The Reformer by S.M. Stirling and David Drake

Enry made a small, appalled sound. Esmond nodded. “Numbers?”

“Fifteen hundred, sir.”

The blond Emerald slapped Enry on the back. “Not to worry. That’s the local commander, trying it on in case this is just some sort of pirate raid. Your militia ought to be able to see them off; there’s seven or eight thousand of them.”

“If they turn out,” Enry said, taking a deep breath.

* * *

“Wait for it,” Adrian said.

“Sor,” Simun whispered back, “why don’t we have the arquebuses up here? They’re such lovely targets!”

technological surprise, Center whispered. you may define this as—

“Because we don’t want them to know about the arquebuses until we really need them,” Adrian said.

“They’ll have heard.”

“That’s not the same thing as seeing something for yourself.”

The landward edge of Preble had a narrow strip of sand studded with crags and boulders below the city wall, which was big ashlar blocks, enclosing a concrete and rubble core. It was crowded with men now, crouching down below the crenellations or behind the tarpaulin-covered torsion catapults. They were keeping surprisingly quiet, for civilians; nervously fingering bows, spears and slings, but not talking much. Esmond’s Strikers probably had something to do with that; they’d kicked and clubbed a few noisy ones into unconsciousness to begin with.

Adrian turned his eyes from the mass of robed figures, from gleams of starlight and moonlight on eyes, teeth, the edge of a blade, out to the sea. The Confed flotilla was led by two light war galleys, each towing a string of barges; for the rest there were fishing boats, small coastal traders, a merchantman or two. They were crowded with men as well, probably the local coastal garrison; this area had been taken away from the Islanders by Marcomann only a decade or so ago, and it still resented Confed rule.

He turned to his brother. “Wasn’t there a military colony around here?”

Esmond nodded. “Paid-off Marcomann veterans,” he said. “Allied Rights settlement. I wouldn’t be surprised if the governor had mobilized them.”

Adrian nodded in turn; that was what a military colony was for, after all. They’d be ready enough, too; a successful revolt would let locals who’d had their land confiscated to make farms for the ex-soldiers get their own back, literally and metaphorically.

The ships were close enough to hear the rhythmic grunting of the oarsmen under the creak of rigging and wood. Adrian peered into the darkness, and suddenly it took on a flat silvery-green light.
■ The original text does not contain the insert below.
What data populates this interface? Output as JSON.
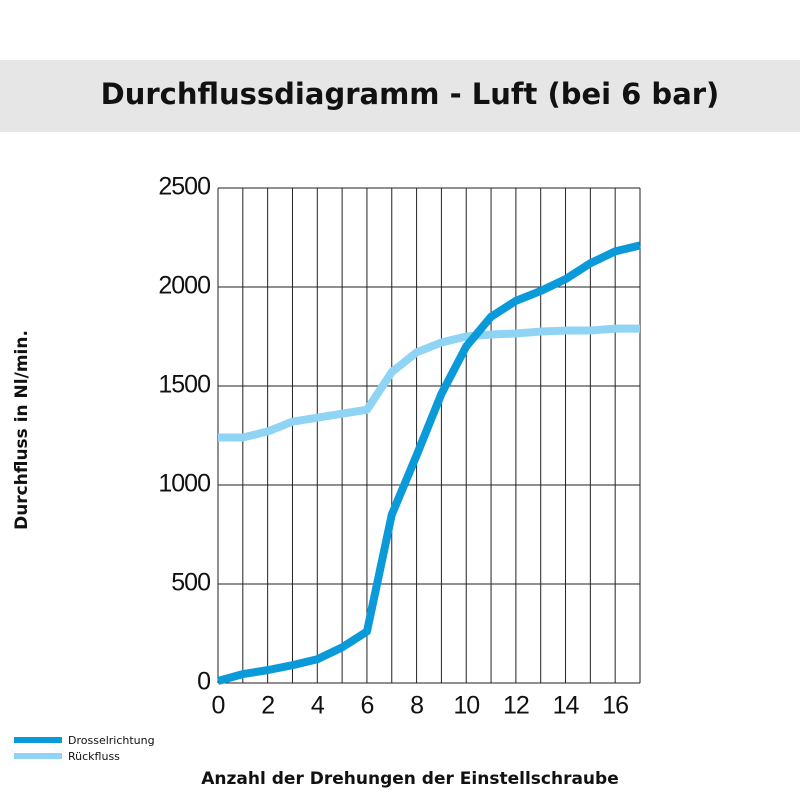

“They’ve got ladders on those galleys,” he said. “And on the barges—ladders with iron hooks on the ends. And what look like modified catapults. I’d say they’re rigged to throw grapnels with rope ladders attached.”

Esmond grunted. “Standard operating procedure,” he said. “Looks like the local commander really is going to chance the walls being lightly held.” He cocked a sardonic eye at the militiamen. “Enry has earned his corn—I hope King Casull is paying him generously. He’s had agents out all day, pointing out to the locals exactly what’ll happen to them if the Confeds retake a city where six or seven hundred Confed citizens were massacred.”

“Forward, sons of the Emerald! You fight for your homes and families, for the ashes of your fathers and the temples of your gods!”

The poet had said that about the League Wars, when the Emerald cities had turned back the Kings of the Isles. It was just as true here. In the open field, all the determination in the world wouldn’t have stopped the Confed’s armor and discipline; but fighting behind a wall, all the militiamen really needed to do was not run away.

“Ready,” Esmond said. “Ready . . .”

The barges were coming forward, awkwardly, the oarsmen too cramped to pull efficiently. The square raftlike craft dipped at the bows, as armored men crowded forward with the ladders.

“Now!” He stood, waving a torch—three times, back and forth.

Brass trumpets rang along the wall. The men of Preble—sailors, craftsmen, shopkeepers—stood and shot. Arrows hissed out towards the Confed troops in a dark blurring rush, hard to see in the faint light, but appallingly thick. Flights of javelins followed, not very well thrown but very numerous, and sling-bullets, rocks, cobblestones. The Confed troops roared anger and surprise, with a chorus of screams from wounded men under it. Shields snapped up in tortoise formation, overlapping. At this distance some arrows drove right through the thick leather and plywood; rocks broke arms beneath them, crushed helmets. The catapults on the wall and its towers fired their four-foot arrows, pinning men together three in a row. A rock hurler sent a fifty-pound lump of granite skimming over the quarterdeck of one of the galleys, taking off the head of the captain as neatly as an axe and crushing the steersman against the tiller.